Spicy Eggplant Tofu from Banh Mi Cookbook by Jacqueline Pham


Earlier this month I received a preview copy of Jacquelin Pham's Banh Mi cookbook. The book has a lot to offer: everything from breakfast to dessert and seafood, meat and vegetarian selections. There is even a glossary of Vietnamese cooking terms.

Although I love Vietnamese food, I've never attempted to cook it. This was my first attempt, and it worked out great. I decided to take quite a few shortcuts instead of following Jacqueline's recipe because I was short on time and patience and most of the recipes in the book do require you to have time and follow through.

Regardless of the shortcuts I took, I loved how the Spicy Eggplant Tofu turned out.


Spicy Eggplant Tofu
Adapted from Banh Mi cookbook

Ingredients
vegetable oil
12 ounce extra firm diced tofu
1 medium sized eggplant,diced
 1 2" piece ginger, peeled, chopped
2 shallots, sliced
1 tablespoon black bean paste
1/4 cup soy sauce
1 tablespoon sugar
1-2 pinches red pepper flakes
1 teaspoon sesame oil
1/2 teaspoon salt
1/3 teaspoon black pepper

to serve
baguette, sliced, some of the flesh removed, and toasted
cilantro
pickled carrots, radishes and onions
vegetable dipping sauce: 1/2 cup water, 6 tablespoons sugar, pinch of red pepper flakes, juice of 3 limes, 1 finely minced garlic clove, 1/4 cup soy sauce {shake all the ingredients in a tightly closed jar}


Directions
1. Heat a bit of oil in a wok, add tofu and saute until the tofu turns golden.

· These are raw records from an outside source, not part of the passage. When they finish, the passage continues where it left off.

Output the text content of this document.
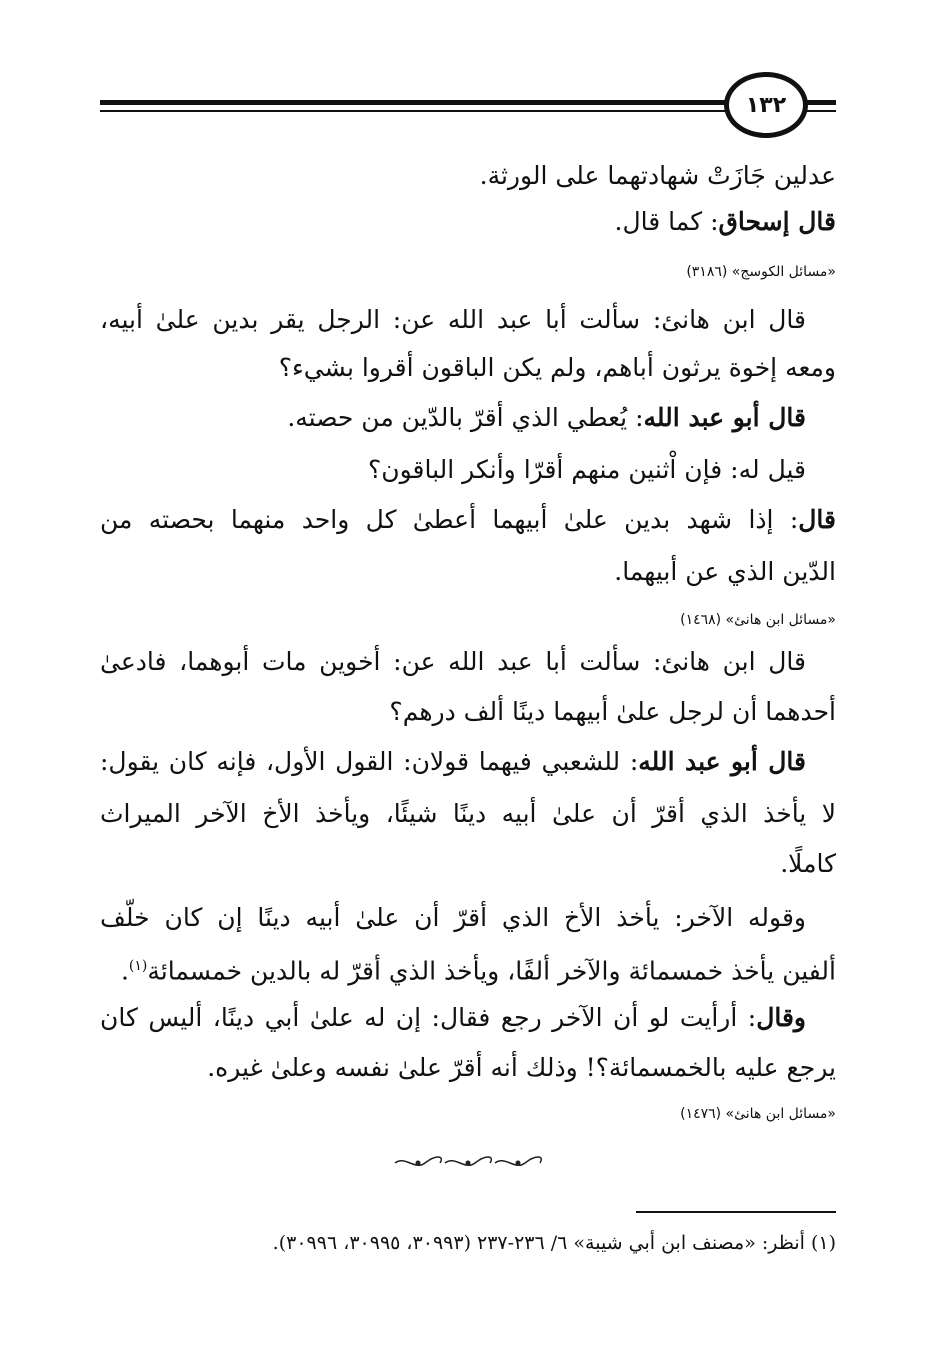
١٣٢
عدلين جَازَتْ شهادتهما على الورثة.
قال إسحاق: كما قال.
«مسائل الكوسج» (٣١٨٦)
قال ابن هانئ: سألت أبا عبد الله عن: الرجل يقر بدين علىٰ أبيه،
ومعه إخوة يرثون أباهم، ولم يكن الباقون أقروا بشيء؟
قال أبو عبد الله: يُعطي الذي أقرّ بالدّين من حصته.
قيل له: فإن اْثنين منهم أقرّا وأنكر الباقون؟
قال: إذا شهد بدين علىٰ أبيهما أعطىٰ كل واحد منهما بحصته من
الدّين الذي عن أبيهما.
«مسائل ابن هانئ» (١٤٦٨)
قال ابن هانئ: سألت أبا عبد الله عن: أخوين مات أبوهما، فادعىٰ
أحدهما أن لرجل علىٰ أبيهما دينًا ألف درهم؟
قال أبو عبد الله: للشعبي فيهما قولان: القول الأول، فإنه كان يقول:
لا يأخذ الذي أقرّ أن علىٰ أبيه دينًا شيئًا، ويأخذ الأخ الآخر الميراث
كاملًا.
وقوله الآخر: يأخذ الأخ الذي أقرّ أن علىٰ أبيه دينًا إن كان خلّف
ألفين يأخذ خمسمائة والآخر ألفًا، ويأخذ الذي أقرّ له بالدين خمسمائة$^{(١)}$.
وقال: أرأيت لو أن الآخر رجع فقال: إن له علىٰ أبي دينًا، أليس كان
يرجع عليه بالخمسمائة؟! وذلك أنه أقرّ علىٰ نفسه وعلىٰ غيره.
«مسائل ابن هانئ» (١٤٧٦)
(١) أنظر: «مصنف ابن أبي شيبة» ٦/ ٢٣٦-٢٣٧ (٣٠٩٩٣، ٣٠٩٩٥، ٣٠٩٩٦).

Remove from the wok.
2. Add a bit more oil in the wok. Add diced eggplant, ginger and shallots and saute for 5-8 minutes.
3. Meanwhile, mix together 1 tablespoon black bean paste, 1/4 cup soy sauce, 1 tablespoon sugar,  salt and pepper, and red pepper flakes.
4. Add the tofu back into the wok, pour the black bean, soy and sugar sauce and toss well.
5. Cover the wok and let the mixture cook for 5-8 more minutes. Then drizzle with sesame oil.


To serve, add the eggplant/tofu mixture to a baguette, top with pickled vegetables and fresh cilantro and drizzle with some of the vegetable dipping sauce.


I loved the flavors in this sandwich. It's a great option for vegetarians or for meat lovers who are trying to eat a bit better. If you are a family of 1 or 2, you will have some of the eggplant/tofu mixture left: use it on top of rice the next day.

Have you made a banh mi before? What was your experience?